A: You bring up a very critical point in your forehead concerns. The area to which you have shown the areas is not the bony forehead. That is the soft tissue temple area. That would be unaffected by a bony forehead augmentation and may well look somewhat more narrow as the bony forehead comes forward. (probably won’t change it very much if at all) To improve temporal fullness or width, that requires a temporal shell implant placed on top of the muscle to build up that area. (make it wider) It is common to not be aware that the width of the bony forehead stops at the anterior temporal line that runs above the corner of the eye back into the scalp. This is where building up the bony forehead stops. Beyond that line to the sides the contour is controlled by the temporalis muscle and deep fat pad.
Dr. Barry Eppley
Q: Dr. Eppley, I suffer from sever temporal wasting. It’s rather noticeable. I’ve heard fillers are recommended but are they for minor filling and not severe cases of hollowing of the temples? Can they really fill my temples?
A: While injectable fillers or fat can be very good for more minor or moderate cases of temporal wasting, they have limitations in deeper temporal depressions. When it comes to more severe wasting of the temporal regions, fillers do not do a good job of augmentation as they take a fair amount of volume (high cost) and are temporary anyway. Fat injections are often a problem in severe temporal wasting as the patients may have little fat to harvest on the rest of their body. There is also the issue of what caused the fat wasting in the first place which can work against any transplanted fat survival.

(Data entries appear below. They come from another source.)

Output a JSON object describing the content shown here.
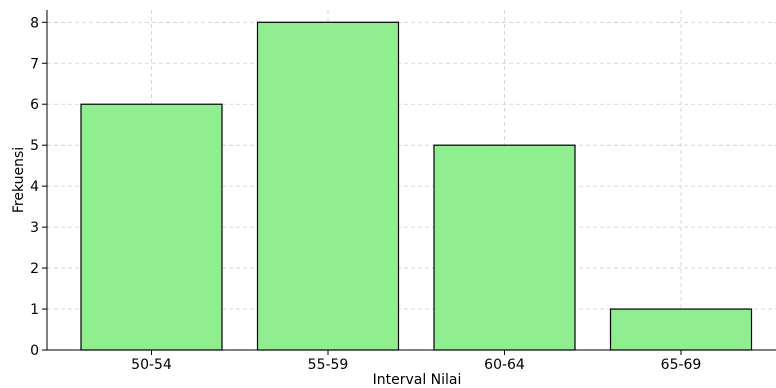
{
  "chart_data": {
    "type": "bar",
    "title": "",
    "xlabel": "Interval Nilai",
    "ylabel": "Frekuensi",
    "categories": [
      "50-54",
      "55-59",
      "60-64",
      "65-69"
    ],
    "values": [
      6,
      8,
      5,
      1
    ],
    "ylim": [
      0,
      8.3
    ],
    "yticks": [
      0,
      1,
      2,
      3,
      4,
      5,
      6,
      7,
      8
    ],
    "grid": true,
    "bar_color": "#90ee90",
    "edge_color": "#000000"
  }
}
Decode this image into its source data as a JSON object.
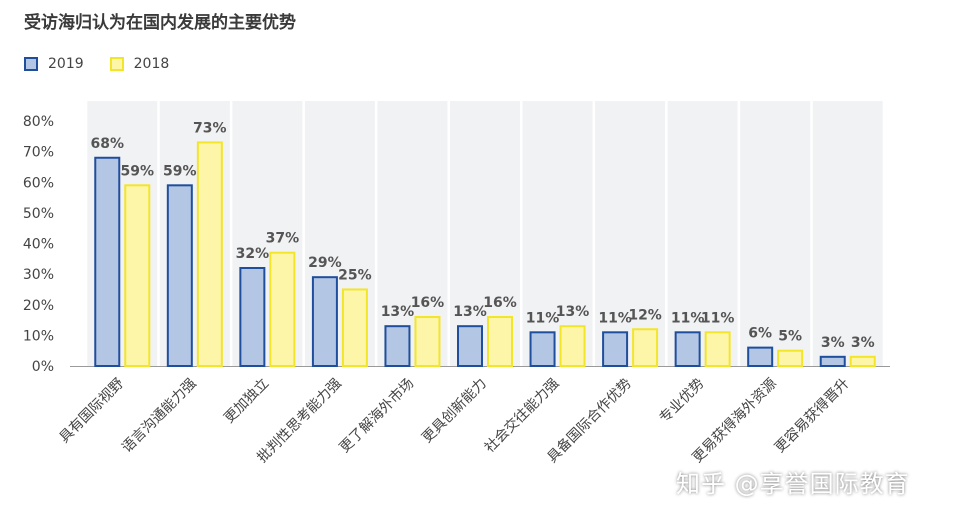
{
  "title": "受访海归认为在国内发展的主要优势",
  "watermark": "知乎 @享誉国际教育",
  "chart_data": {
    "type": "bar",
    "title": "受访海归认为在国内发展的主要优势",
    "ylim": [
      0,
      80
    ],
    "yticks": [
      "0%",
      "10%",
      "20%",
      "30%",
      "40%",
      "50%",
      "60%",
      "70%",
      "80%"
    ],
    "legend_position": "top-left",
    "grid": false,
    "categories": [
      "具有国际视野",
      "语言沟通能力强",
      "更加独立",
      "批判性思考能力强",
      "更了解海外市场",
      "更具创新能力",
      "社会交往能力强",
      "具备国际合作优势",
      "专业优势",
      "更易获得海外资源",
      "更容易获得晋升"
    ],
    "series": [
      {
        "name": "2019",
        "values": [
          68,
          59,
          32,
          29,
          13,
          13,
          11,
          11,
          11,
          6,
          3
        ],
        "labels": [
          "68%",
          "59%",
          "32%",
          "29%",
          "13%",
          "13%",
          "11%",
          "11%",
          "11%",
          "6%",
          "3%"
        ],
        "color": "#b3c7e5",
        "border": "#1f4e9c"
      },
      {
        "name": "2018",
        "values": [
          59,
          73,
          37,
          25,
          16,
          16,
          13,
          12,
          11,
          5,
          3
        ],
        "labels": [
          "59%",
          "73%",
          "37%",
          "25%",
          "16%",
          "16%",
          "13%",
          "12%",
          "11%",
          "5%",
          "3%"
        ],
        "color": "#fdf6a8",
        "border": "#f3e52a"
      }
    ]
  }
}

Synthetic mplants as part of a more complete treatment strategy for temporal wasting can be more effective and also are permanent. Different-sized temporal implants are available to fulfill various volumetric needs.
Q: Dr. Eppley, do you think temporal implants is gonna have a positive change to my face? I want my upper face be wider than the lower part but I don’t want it to look fake or obvious. Lastly, can the temporal implants be fixed permanently so there is no risk of displacement?

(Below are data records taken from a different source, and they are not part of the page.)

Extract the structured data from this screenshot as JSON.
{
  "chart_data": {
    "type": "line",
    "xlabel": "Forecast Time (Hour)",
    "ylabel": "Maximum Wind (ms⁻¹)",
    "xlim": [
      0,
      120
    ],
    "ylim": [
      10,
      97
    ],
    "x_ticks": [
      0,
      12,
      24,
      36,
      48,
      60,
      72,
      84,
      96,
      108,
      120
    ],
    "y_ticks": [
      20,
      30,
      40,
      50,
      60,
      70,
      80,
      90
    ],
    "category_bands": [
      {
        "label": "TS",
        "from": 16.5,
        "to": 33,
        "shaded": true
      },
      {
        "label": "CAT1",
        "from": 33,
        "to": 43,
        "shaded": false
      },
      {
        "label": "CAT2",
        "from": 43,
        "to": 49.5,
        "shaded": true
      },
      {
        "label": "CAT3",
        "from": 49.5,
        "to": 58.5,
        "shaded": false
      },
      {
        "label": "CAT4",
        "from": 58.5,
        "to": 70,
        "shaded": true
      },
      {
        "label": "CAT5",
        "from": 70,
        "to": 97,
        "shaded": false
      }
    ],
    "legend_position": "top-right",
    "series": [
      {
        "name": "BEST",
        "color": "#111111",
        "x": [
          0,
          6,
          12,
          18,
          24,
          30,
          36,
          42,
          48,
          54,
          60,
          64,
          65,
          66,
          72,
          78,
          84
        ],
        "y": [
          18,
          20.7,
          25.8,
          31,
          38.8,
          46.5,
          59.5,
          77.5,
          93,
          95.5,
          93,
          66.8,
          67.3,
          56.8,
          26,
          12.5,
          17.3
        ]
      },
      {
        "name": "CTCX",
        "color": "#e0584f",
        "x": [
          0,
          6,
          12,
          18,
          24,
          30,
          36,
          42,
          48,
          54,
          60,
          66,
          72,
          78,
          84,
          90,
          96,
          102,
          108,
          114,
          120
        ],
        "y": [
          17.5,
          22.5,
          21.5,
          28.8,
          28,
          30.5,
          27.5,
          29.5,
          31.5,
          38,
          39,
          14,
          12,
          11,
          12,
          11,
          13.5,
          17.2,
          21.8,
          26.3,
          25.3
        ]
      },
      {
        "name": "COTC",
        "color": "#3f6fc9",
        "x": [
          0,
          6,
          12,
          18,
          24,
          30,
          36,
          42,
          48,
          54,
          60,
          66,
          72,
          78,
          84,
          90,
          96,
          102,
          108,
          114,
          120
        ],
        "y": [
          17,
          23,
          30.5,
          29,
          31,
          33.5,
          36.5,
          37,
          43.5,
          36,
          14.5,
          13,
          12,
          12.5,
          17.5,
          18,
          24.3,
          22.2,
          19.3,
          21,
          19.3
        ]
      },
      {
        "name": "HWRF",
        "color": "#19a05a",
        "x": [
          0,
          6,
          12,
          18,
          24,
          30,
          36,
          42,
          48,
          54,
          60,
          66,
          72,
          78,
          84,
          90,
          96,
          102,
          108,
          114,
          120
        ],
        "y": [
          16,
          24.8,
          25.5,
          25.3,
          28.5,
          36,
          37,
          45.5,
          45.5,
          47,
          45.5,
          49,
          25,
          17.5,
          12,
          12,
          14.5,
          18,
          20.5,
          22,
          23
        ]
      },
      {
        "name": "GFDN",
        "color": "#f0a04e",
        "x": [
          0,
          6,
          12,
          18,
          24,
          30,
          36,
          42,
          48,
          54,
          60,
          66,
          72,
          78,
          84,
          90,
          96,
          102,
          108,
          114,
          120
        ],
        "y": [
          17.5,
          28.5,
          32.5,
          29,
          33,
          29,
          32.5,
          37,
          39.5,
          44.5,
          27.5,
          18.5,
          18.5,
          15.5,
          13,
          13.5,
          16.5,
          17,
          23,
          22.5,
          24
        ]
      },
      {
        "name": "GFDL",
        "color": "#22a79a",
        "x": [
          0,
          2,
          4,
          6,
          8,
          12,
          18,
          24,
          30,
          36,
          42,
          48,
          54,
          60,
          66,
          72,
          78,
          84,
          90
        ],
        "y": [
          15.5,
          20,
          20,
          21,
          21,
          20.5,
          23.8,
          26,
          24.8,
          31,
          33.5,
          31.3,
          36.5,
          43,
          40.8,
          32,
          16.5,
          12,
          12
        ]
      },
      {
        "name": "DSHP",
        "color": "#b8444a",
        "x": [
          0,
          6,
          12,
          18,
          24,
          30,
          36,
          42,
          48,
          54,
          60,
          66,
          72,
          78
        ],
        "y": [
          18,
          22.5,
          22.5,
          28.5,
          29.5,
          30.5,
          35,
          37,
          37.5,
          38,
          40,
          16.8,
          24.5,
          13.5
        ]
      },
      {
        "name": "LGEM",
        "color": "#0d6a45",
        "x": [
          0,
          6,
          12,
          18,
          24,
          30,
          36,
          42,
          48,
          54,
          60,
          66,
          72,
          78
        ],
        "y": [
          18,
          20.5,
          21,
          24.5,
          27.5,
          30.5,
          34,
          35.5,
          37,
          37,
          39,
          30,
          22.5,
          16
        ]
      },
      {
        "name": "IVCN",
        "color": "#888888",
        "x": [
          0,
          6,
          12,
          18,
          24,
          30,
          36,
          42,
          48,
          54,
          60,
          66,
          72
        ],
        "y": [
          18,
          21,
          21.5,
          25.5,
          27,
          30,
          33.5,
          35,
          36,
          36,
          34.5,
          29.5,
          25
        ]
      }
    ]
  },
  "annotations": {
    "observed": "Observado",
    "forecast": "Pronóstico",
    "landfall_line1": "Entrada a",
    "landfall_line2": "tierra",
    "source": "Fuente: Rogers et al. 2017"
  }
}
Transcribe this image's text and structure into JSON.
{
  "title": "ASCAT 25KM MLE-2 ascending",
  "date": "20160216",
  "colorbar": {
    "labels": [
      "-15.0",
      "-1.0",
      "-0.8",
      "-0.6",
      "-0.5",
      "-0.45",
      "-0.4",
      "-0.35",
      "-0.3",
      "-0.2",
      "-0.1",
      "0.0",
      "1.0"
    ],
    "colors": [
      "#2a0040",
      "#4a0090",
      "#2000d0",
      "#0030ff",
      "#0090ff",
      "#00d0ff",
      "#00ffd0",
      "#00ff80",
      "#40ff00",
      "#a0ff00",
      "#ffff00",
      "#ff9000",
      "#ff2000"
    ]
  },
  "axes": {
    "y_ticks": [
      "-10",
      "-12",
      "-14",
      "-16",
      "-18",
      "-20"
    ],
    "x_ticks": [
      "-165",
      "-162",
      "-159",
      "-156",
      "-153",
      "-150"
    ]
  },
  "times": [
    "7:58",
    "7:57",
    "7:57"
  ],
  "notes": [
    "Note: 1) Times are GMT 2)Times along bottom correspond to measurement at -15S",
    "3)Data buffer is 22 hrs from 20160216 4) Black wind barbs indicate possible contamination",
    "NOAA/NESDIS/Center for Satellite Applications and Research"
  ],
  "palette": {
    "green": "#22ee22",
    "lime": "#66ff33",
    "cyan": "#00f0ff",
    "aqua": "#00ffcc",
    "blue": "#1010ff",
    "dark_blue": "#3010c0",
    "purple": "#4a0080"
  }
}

A: I would have no concerns with temporal implants about looking fake or being too big. Conversely the issue is actually whether they do enough and satisfy your aesthetic desires. The implants are placed in pockets beneath the temporalis fascia so there is no need for fixation to prevent displacement as there is nowhere for them to go. They can not get outside of the pockets that are made to receive them.
Dr. Barry Eppley
Q: Dr. Eppley, I have narrow forehead and temporal area and I have wide jaw line. I want to get a wider upper face to equalize my wide lower face. Can temporal implants help me? Because of my deep set eyes, I am concerned that any such widening may make them look even deeper.
A: Based on the picture you sent, I can see the aesthetic value of temporal implants in terms of improving your desire for upper facial widening. Based on the size of the temporal implant, your temporal region can have varying degrees of increased convexity. I do not see how any widening in the temporal area will have any effect on the appearance of your eyes as they do not affect the prominent of the lateral orbital rim, one of the circumferential bones around the eye. As long as you do not increase the brow prominence, you will not deepen the eye area.